The basic syntax for starting an engine is:
# Start an engine
arena start <engine_type> <model_name_or_path> [engine_args]
Where:
  • <engine_type> is the type of engine (e.g., vllm, sglang)
  • <model_name_or_path> is either a Hugging Face model ID or a local path(currently not supported) to a model
  • [engine_args] are arguments passed directly to the underlying engine, which is compatible to anything after vllm serve

Environment Variables(optional)

Before starting an engine, you can set environment variables to configure advanced behaviors.
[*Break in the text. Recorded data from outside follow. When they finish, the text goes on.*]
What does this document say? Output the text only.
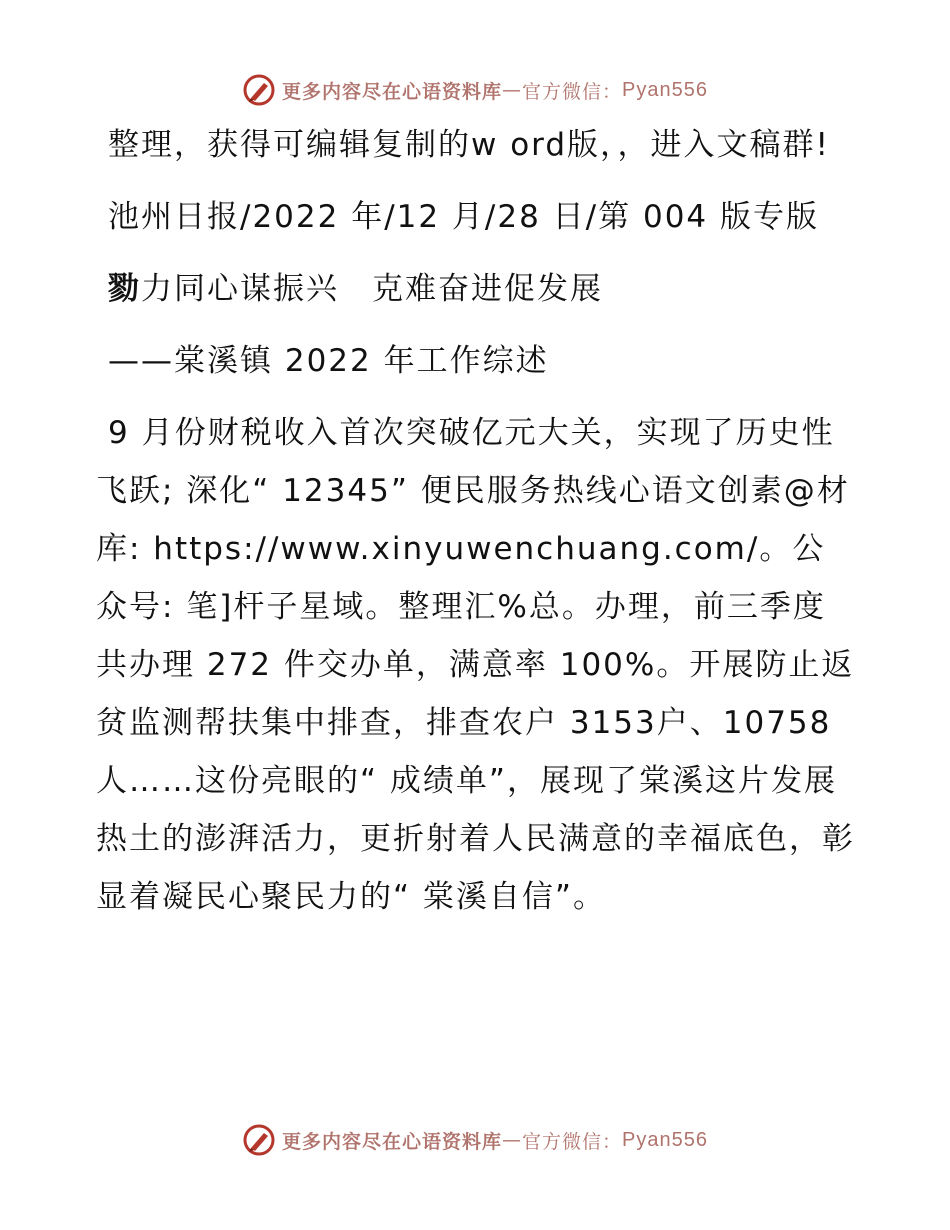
更多内容尽在心语资料库 — 官方微信： Pyan556

整理，获得可编辑复制的w ord版，，进入文稿群!

池州日报/2022 年/12 月/28 日/第 004 版专版

勠力同心谋振兴　克难奋进促发展

——棠溪镇 2022 年工作综述

9 月份财税收入首次突破亿元大关，实现了历史性飞跃; 深化“ 12345” 便民服务热线心语文创素@材库: https://www.xinyuwenchuang.com/。公众号: 笔]杆子星域。整理汇%总。办理，前三季度共办理 272 件交办单，满意率 100%。开展防止返贫监测帮扶集中排查，排查农户 3153户、10758 人……这份亮眼的“ 成绩单”，展现了棠溪这片发展热土的澎湃活力，更折射着人民满意的幸福底色，彰显着凝民心聚民力的“ 棠溪自信”。

更多内容尽在心语资料库 — 官方微信： Pyan556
These are set using standard shell commands:
# Example setting environment variables before starting an engine
export VLLM_USE_V1=1
export HUGGING_FACE_HUB_TOKEN="YOUR_HUGGING_FACE_TOKEN"
export CUDA_VISIBLE_DEVICES=1

Starting vLLM

Basic Usage

arena start vllm NousResearch/Meta-Llama-3.1-8B --enable-prefix-caching

Advanced Options

# Start vLLM with environment variables and engine arguments
export VLLM_USE_V1=1
export HUGGING_FACE_HUB_TOKEN="YOUR_HUGGING_FACE_TOKEN"
export CUDA_VISIBLE_DEVICES=1
arena start vllm NousResearch/Meta-Llama-3.1-8B --enable-prefix-caching --quantization fp8

Starting SGLang

Basic Usage

arena start sglang NousResearch/Meta-Llama-3.1-8B --chunked-prefill-size 2048

Advanced Options

# Start sglang with environment variables and engine arguments
export SGL_ENABLE_JIT_DEEPGEMM=1
export HUGGING_FACE_HUB_TOKEN="YOUR_HUGGING_FACE_TOKEN"
export CUDA_VISIBLE_DEVICES=1
arena start sglang NousResearch/Meta-Llama-3.1-8B --enable-torch-compile

Managing Running Engines

Listing Engines

To see the status of all running engines:
arena list
This will show the engine type, container ID, model, status, and endpoint for each engine.

Viewing Logs

To view the logs of a running engine:
# Show recent logs
arena logs vllm

# Follow logs in real-time
arena logs vllm --follow

# View a specific number of lines
arena logs vllm --tail 500

Stopping Engines

To stop a running engine:
# Stop by engine type
arena stop vllm